ETA: i was feeling frustrated in my job and that maybe I wasn't learning fast enough, until I found AN and read that it is normal to take up to a year to really feel like things are going as you expected they would. Be sure to remind them of that, too. Maybe it will relieve their pressure valves.
I'm a special snowflake (I wish people would stop using that in such a condescending way, I'd rather be called the p-word that means kitty). I have psych issues that translate into hypersensitivity to criticism.
The best preceptor I ever had would wait to tell me what I did wrong until it was just the two of us in a quiet environment. She also didn't say I was doings things the wrong way.

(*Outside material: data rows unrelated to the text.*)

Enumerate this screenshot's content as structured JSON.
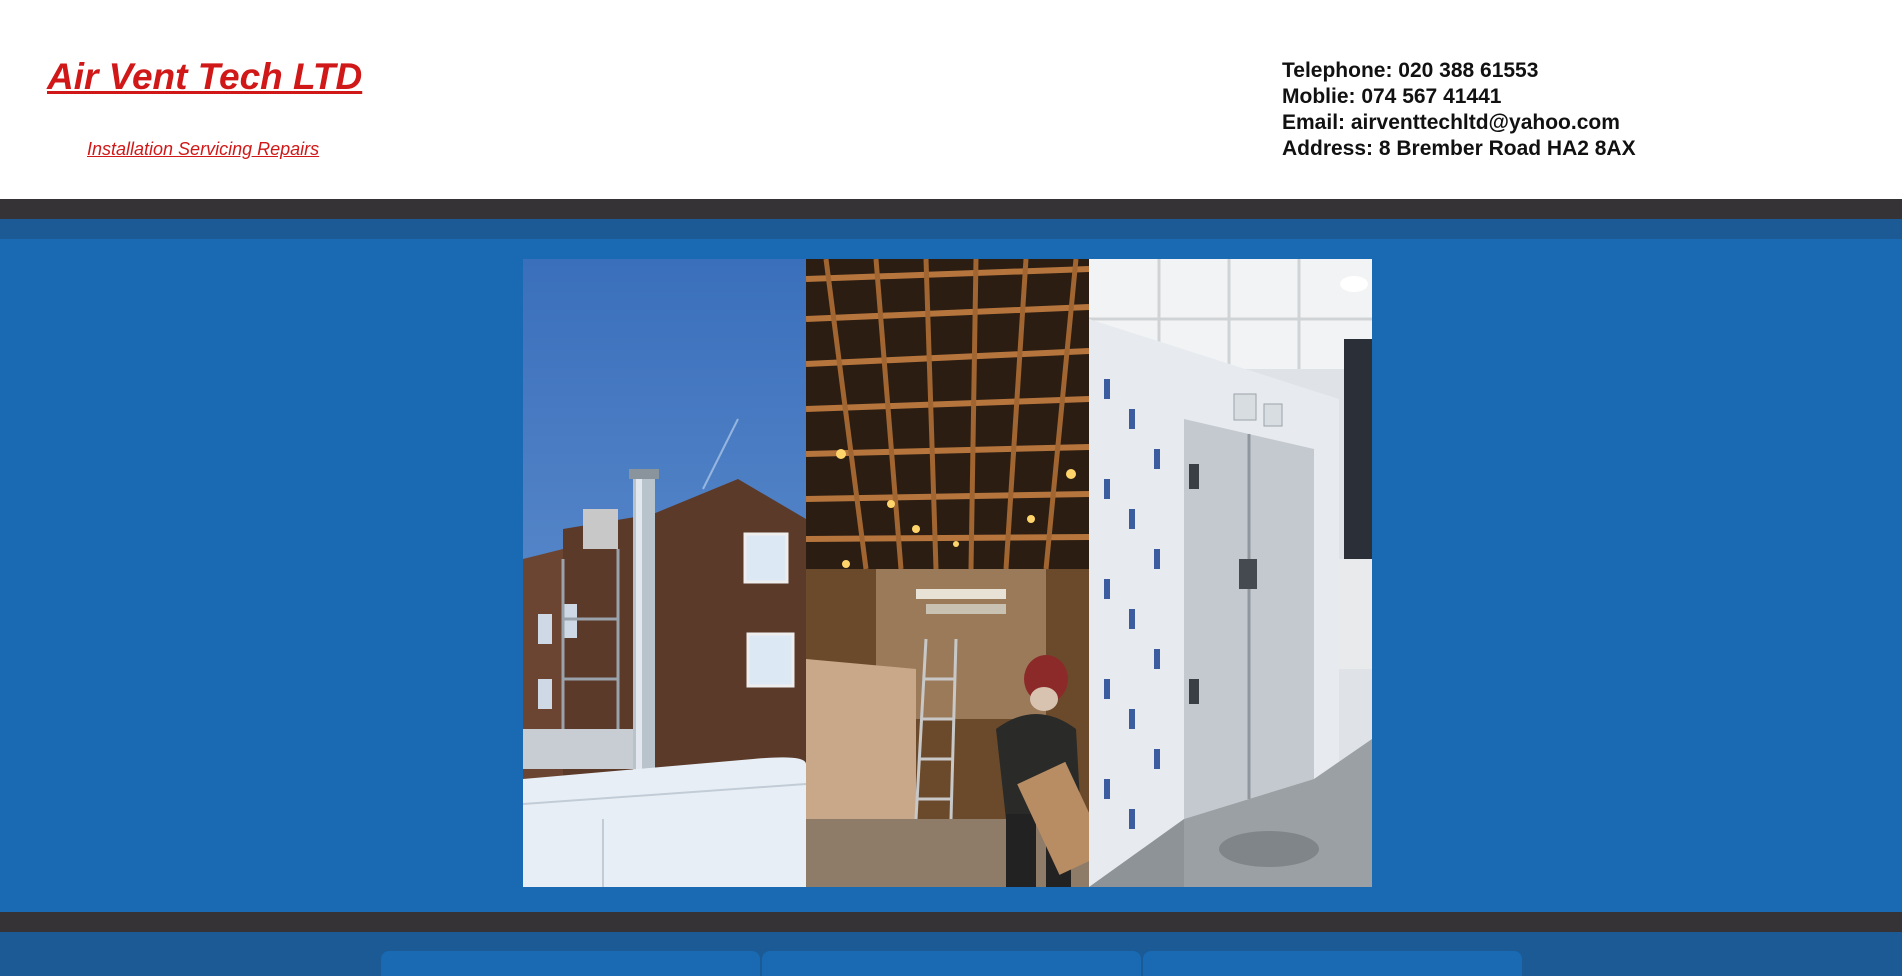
{
  "header": {
    "title": "Air Vent Tech LTD",
    "tagline": "Installation Servicing Repairs",
    "contact": {
      "telephone": "Telephone: 020 388 61553",
      "mobile": "Moblie: 074 567 41441",
      "email": "Email: airventtechltd@yahoo.com",
      "address": "Address: 8 Brember Road HA2 8AX"
    }
  },
  "colors": {
    "brand_red": "#d01818",
    "hero_blue": "#1a6ab3",
    "nav_dark": "#353335",
    "nav_mid": "#1b5a94"
  },
  "gallery": {
    "photos": [
      {
        "name": "building-exterior-flue-photo"
      },
      {
        "name": "ceiling-lights-installation-photo"
      },
      {
        "name": "cold-room-panels-photo"
      }
    ]
  },
  "bottom_nav": {
    "tab_count": 3
  }
}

In the moment, she would say, "Remind me to go over this with you later." Then she would follow up with methods for "improvement." It was always teaching moments and an improvement process. If I didn't improve, then she would move on to, "I noticed you didn't use the improvement we talked about," which was like being beaten about the head and shoulders when it came from her.
This is obviously not suitable for people who take direction well, but for people who are sensitive it works wonders.

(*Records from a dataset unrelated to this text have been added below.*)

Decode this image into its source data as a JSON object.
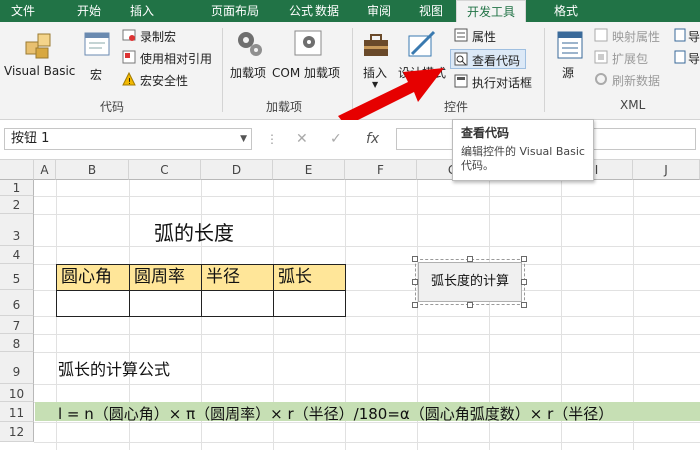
{
  "ribbon_tabs": {
    "file": "文件",
    "home": "开始",
    "insert": "插入",
    "page_layout": "页面布局",
    "formulas": "公式",
    "data": "数据",
    "review": "审阅",
    "view": "视图",
    "developer": "开发工具",
    "format": "格式"
  },
  "code_group": {
    "visual_basic": "Visual Basic",
    "macros": "宏",
    "record_macro": "录制宏",
    "use_relative": "使用相对引用",
    "macro_security": "宏安全性",
    "label": "代码"
  },
  "addins_group": {
    "addins": "加载项",
    "com_addins": "COM 加载项",
    "label": "加载项"
  },
  "controls_group": {
    "insert": "插入",
    "design_mode": "设计模式",
    "properties": "属性",
    "view_code": "查看代码",
    "run_dialog": "执行对话框",
    "label": "控件"
  },
  "xml_group": {
    "source": "源",
    "map_properties": "映射属性",
    "import": "导",
    "expansion_packs": "扩展包",
    "export": "导",
    "refresh_data": "刷新数据",
    "label": "XML"
  },
  "formula_bar": {
    "name_box": "按钮 1",
    "cancel": "✕",
    "enter": "✓",
    "fx": "fx",
    "content": ""
  },
  "tooltip": {
    "title": "查看代码",
    "description": "编辑控件的 Visual Basic 代码。"
  },
  "columns": [
    "A",
    "B",
    "C",
    "D",
    "E",
    "F",
    "G",
    "H",
    "I",
    "J"
  ],
  "rows": [
    "1",
    "2",
    "3",
    "4",
    "5",
    "6",
    "7",
    "8",
    "9",
    "10",
    "11",
    "12"
  ],
  "sheet": {
    "title": "弧的长度",
    "table_headers": [
      "圆心角",
      "圆周率",
      "半径",
      "弧长"
    ],
    "button_label": "弧长度的计算",
    "formula_title": "弧长的计算公式",
    "formula": "l = n（圆心角）× π（圆周率）× r（半径）/180=α（圆心角弧度数）× r（半径）"
  },
  "colors": {
    "accent": "#217346",
    "header_fill": "#ffe699",
    "formula_fill": "#c6dfb4",
    "arrow": "#e60000"
  }
}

Another thought. I always preferred a collaborative approach, rather than just being observed. Having people watch me makes me super nervous and more likely to screw up.

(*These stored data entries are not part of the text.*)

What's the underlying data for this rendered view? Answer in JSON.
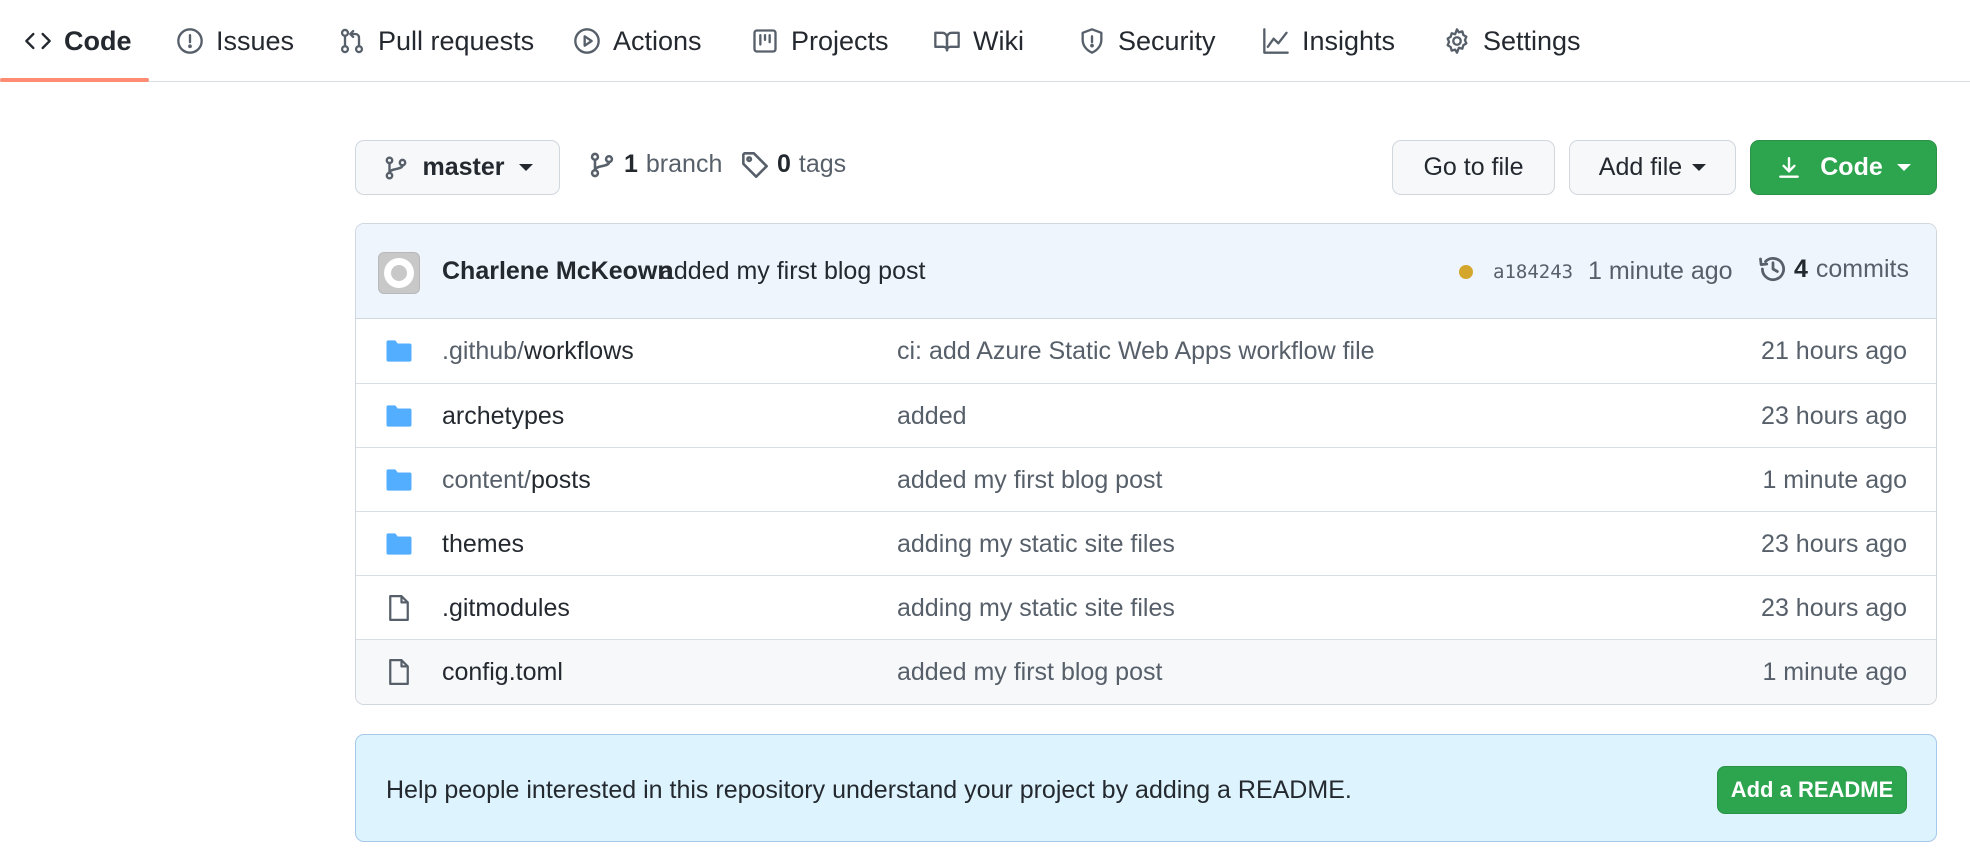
{
  "nav": {
    "tabs": [
      {
        "label": "Code",
        "icon": "code-icon",
        "active": true
      },
      {
        "label": "Issues",
        "icon": "issue-icon"
      },
      {
        "label": "Pull requests",
        "icon": "pull-request-icon"
      },
      {
        "label": "Actions",
        "icon": "play-icon"
      },
      {
        "label": "Projects",
        "icon": "project-icon"
      },
      {
        "label": "Wiki",
        "icon": "book-icon"
      },
      {
        "label": "Security",
        "icon": "shield-icon"
      },
      {
        "label": "Insights",
        "icon": "graph-icon"
      },
      {
        "label": "Settings",
        "icon": "gear-icon"
      }
    ]
  },
  "toolbar": {
    "branch_selector": "master",
    "branch_count": "1",
    "branch_label": "branch",
    "tag_count": "0",
    "tag_label": "tags",
    "go_to_file": "Go to file",
    "add_file": "Add file",
    "code_button": "Code"
  },
  "commit": {
    "author": "Charlene McKeown",
    "message": "added my first blog post",
    "status_color": "#d4a72c",
    "sha": "a184243",
    "time": "1 minute ago",
    "commit_count": "4",
    "commit_label": "commits"
  },
  "files": [
    {
      "type": "dir",
      "prefix": ".github/",
      "name": "workflows",
      "message": "ci: add Azure Static Web Apps workflow file",
      "age": "21 hours ago"
    },
    {
      "type": "dir",
      "prefix": "",
      "name": "archetypes",
      "message": "added",
      "age": "23 hours ago"
    },
    {
      "type": "dir",
      "prefix": "content/",
      "name": "posts",
      "message": "added my first blog post",
      "age": "1 minute ago"
    },
    {
      "type": "dir",
      "prefix": "",
      "name": "themes",
      "message": "adding my static site files",
      "age": "23 hours ago"
    },
    {
      "type": "file",
      "prefix": "",
      "name": ".gitmodules",
      "message": "adding my static site files",
      "age": "23 hours ago"
    },
    {
      "type": "file",
      "prefix": "",
      "name": "config.toml",
      "message": "added my first blog post",
      "age": "1 minute ago"
    }
  ],
  "readme_banner": {
    "text": "Help people interested in this repository understand your project by adding a README.",
    "button": "Add a README"
  },
  "colors": {
    "accent_underline": "#fd8c73",
    "primary_green": "#2da44e",
    "folder_blue": "#54aeff"
  }
}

So, I like a preceptor who at least pretends not to be watching my every move by straightening the patient's room, or setting stuff up, or cleaning off the bedside table, something like that.
Well, we had a good day today. I've been reading and thinking about everyone's suggestions. Thank you!
I incorporated a few of them but had to throw some Libby into it and finally just said straight up I'm not there to criticize but to be there for support so as not to throw her out there on her own which apparently some HHAs do. Lots of praise, worked out how she wanted me to assist and validated that it's nerve wracking and an incredible amount to learn.
I'm really not mean or harsh, I've never said anything patronizing or derogatory, but I definitely can improve my approach because it has been perceived that I am.
AJJKRN
1,224 Posts
PS: for what it's worth, you always seem very fair and level-headed even on the most "fired up" topics here on AN, so I suspect that you're a pretty darn good preceptor in real life too.